Early in this process, we reached out to friends in theological and liturgical networks in the Anglican Communion, and to some ecumenical partners. We learned about the efforts of the Scottish Episcopal Church to dedicate the summer 2020 issue of their official national theological journal to matters of theology, liturgy, and pastoral practice in pandemic times. This resource is noted as an appendix to our work here. We heard from Anglicans in the Church of the Province of Southern Africa, Japan, Korea, and Australia struggling with exactly the same questions that have preoccupied us in terms of how to adapt into new ways of being church. We know of conversations going on within our ecumenical partners here in Canada too. In 2015, the United Church of Canada issued a directive relating to the livestreaming of worship and sacramental practice, arguing against ‘virtual eucharist’ for pastoral and theological reasons. More recently, the United Methodist Church in the United Kingdom issued a similar report. Links to each of these resources can also be found in the appendix.
We are grateful that Andrew O’Neill was able to contribute a paper from his perspective as a United Church partner, and former UCC co-chair of the Anglican United Church Dialogue of Canada. In it, Andrew gifts us with that precious voice that we need from our ecumenical partners: a mirror to hold up to ourselves, with questions that we need to ask of our own tradition, equally as he asks of his own, and that together we ask of our common life in Christ. If our understanding of the eucharist is anamnetic and not just memorial, it truly gathers us across time and space – how much of a leap is it to suggest that God’s sovereignty can also work through the gaps that we perceive acutely in time and space that digital media attempts to bridge? Given that online worship is now a thing that is not going to go away, how can we best prepare to teach and do the sort of good Christian formation online to shape the community’s self understanding eucharistically? And to what more is the Holy Spirit inviting us?

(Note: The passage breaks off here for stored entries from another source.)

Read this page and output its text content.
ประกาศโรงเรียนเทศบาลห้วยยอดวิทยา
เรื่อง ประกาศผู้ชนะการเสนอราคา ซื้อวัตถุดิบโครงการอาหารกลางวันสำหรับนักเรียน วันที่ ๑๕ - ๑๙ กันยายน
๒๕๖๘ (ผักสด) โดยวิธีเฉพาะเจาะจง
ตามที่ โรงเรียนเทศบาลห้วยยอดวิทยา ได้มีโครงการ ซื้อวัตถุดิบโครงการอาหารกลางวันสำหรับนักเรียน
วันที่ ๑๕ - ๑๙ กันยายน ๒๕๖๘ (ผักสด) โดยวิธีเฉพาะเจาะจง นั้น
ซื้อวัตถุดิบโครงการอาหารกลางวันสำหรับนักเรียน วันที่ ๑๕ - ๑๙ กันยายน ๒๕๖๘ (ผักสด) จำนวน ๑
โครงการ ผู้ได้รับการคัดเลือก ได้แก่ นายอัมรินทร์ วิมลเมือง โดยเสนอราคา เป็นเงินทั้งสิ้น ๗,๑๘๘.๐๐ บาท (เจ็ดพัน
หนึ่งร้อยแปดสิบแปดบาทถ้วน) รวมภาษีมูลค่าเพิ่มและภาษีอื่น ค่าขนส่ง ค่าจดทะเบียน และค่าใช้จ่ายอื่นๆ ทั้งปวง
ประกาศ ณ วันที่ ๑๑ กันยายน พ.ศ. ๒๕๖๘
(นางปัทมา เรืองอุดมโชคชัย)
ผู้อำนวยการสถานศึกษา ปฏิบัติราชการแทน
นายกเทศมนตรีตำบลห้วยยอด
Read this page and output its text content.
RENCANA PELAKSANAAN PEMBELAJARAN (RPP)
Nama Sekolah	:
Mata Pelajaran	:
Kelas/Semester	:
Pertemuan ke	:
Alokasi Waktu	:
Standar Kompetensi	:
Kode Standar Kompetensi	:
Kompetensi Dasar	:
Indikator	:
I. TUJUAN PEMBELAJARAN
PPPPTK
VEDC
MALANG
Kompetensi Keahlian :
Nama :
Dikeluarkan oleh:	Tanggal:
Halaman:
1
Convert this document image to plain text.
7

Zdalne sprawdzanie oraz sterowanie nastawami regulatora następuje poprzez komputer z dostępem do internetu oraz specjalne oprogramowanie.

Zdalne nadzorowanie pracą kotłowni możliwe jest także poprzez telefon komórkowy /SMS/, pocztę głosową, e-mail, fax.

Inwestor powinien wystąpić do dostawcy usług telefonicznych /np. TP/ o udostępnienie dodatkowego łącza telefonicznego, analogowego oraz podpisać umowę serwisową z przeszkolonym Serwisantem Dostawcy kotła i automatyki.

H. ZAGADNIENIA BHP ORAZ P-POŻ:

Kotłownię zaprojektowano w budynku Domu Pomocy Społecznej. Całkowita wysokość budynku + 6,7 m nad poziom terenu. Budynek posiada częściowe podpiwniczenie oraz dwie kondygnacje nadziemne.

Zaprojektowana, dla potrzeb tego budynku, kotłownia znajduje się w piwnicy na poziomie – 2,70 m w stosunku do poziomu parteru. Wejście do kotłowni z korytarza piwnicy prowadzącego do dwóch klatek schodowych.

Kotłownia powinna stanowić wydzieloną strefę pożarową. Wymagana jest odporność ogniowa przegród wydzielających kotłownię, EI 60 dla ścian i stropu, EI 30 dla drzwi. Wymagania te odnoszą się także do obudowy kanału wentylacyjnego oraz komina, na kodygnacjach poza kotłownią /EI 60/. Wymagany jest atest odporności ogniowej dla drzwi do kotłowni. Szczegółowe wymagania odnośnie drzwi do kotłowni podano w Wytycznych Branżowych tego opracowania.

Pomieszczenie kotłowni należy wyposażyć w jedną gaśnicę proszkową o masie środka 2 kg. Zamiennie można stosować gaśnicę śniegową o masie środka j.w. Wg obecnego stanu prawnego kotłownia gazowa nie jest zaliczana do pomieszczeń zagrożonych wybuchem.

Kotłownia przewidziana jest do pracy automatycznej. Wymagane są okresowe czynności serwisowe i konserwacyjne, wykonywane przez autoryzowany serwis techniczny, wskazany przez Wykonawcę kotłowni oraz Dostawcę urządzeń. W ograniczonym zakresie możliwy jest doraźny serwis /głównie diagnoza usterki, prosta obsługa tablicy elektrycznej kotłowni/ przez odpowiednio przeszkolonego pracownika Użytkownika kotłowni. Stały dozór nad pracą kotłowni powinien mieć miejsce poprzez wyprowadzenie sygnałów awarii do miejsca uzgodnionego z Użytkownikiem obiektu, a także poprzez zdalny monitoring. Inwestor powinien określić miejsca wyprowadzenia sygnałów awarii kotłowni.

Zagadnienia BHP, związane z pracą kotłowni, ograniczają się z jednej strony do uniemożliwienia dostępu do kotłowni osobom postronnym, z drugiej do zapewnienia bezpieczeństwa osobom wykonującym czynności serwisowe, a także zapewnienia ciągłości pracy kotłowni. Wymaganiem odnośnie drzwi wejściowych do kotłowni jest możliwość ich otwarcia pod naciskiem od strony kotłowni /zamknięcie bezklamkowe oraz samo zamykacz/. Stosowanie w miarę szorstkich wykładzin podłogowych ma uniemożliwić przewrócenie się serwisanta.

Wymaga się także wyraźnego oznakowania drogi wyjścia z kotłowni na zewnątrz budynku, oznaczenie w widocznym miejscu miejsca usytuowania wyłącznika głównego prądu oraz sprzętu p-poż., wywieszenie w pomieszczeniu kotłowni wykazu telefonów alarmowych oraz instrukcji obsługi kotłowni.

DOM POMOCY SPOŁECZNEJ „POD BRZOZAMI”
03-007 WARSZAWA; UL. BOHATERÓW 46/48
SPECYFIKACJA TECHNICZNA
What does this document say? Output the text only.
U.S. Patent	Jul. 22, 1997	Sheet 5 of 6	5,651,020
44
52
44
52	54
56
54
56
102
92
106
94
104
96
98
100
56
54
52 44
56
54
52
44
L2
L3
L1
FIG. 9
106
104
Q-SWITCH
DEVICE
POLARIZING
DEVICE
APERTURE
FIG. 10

Phillip Tovey is an internationally well respected liturgical theologian from the Church of England. Grateful for the invitation to reflect on his own personal experiences in the early days of the pandemic lock down, he retraces his initial connection to live-streamed eucharists and exploration of the meaning of spiritual communion, with thanks to those closed monastic communities who continued their celebrations of the eucharist and were able in some ways to share that with the world. “So, to my surprise, I am not part of a Eucharistic community 173 miles away, where I have found a home.” It might be worth picking up with Phillip in the coming months to learn what lessons he has taken from that experience back to his usual Oxford community.
Ruth Meyers and James Farwell are on the faculties, respectively, of the Church Divinity School of the Pacific and the Virginia Theological Seminary. Meyers reminds us of the fundamental teachings about the eucharist as including all aspects of the liturgy: gathering of the community, word proclaimed and broken open in homily, prayers, meal, songs, reminding us that the anamnetic character of the eucharist is not contained just within the Great Thanksgiving but characterizes the whole of the celebration. As with others in this collection, she is critical of reductionistic approaches that project a limitation of the eucharist to just the reception. Farwell explains his own objections to virtual eucharist and his hesitancy about spiritual communion, bidding us to exercise the spiritual discipline of patience. Juan Oliver, a prominent Episcopal Church liturgical theologian and author, shares with Meyers and Farwell concerns about the reification of the eucharist, and takes us through biblical and historical foundations with a focus on the eschatological realities of eucharistic worship as ‘rehearsing the kingdom.’ He asks that, “instead of virtually packaging the clerical elements of our usual eucharist, hoping for the best,” we might consider that, if we must gather virtually, what does the virtual platform permit us to do very well, namely the necessary corollary to the meal, that is, to focus on the Word. In so doing, we can help to build up the spiritually robust capacity, when we come together again, to do so with a deeper consciousness of our part in ‘rehearsing the kingdom.’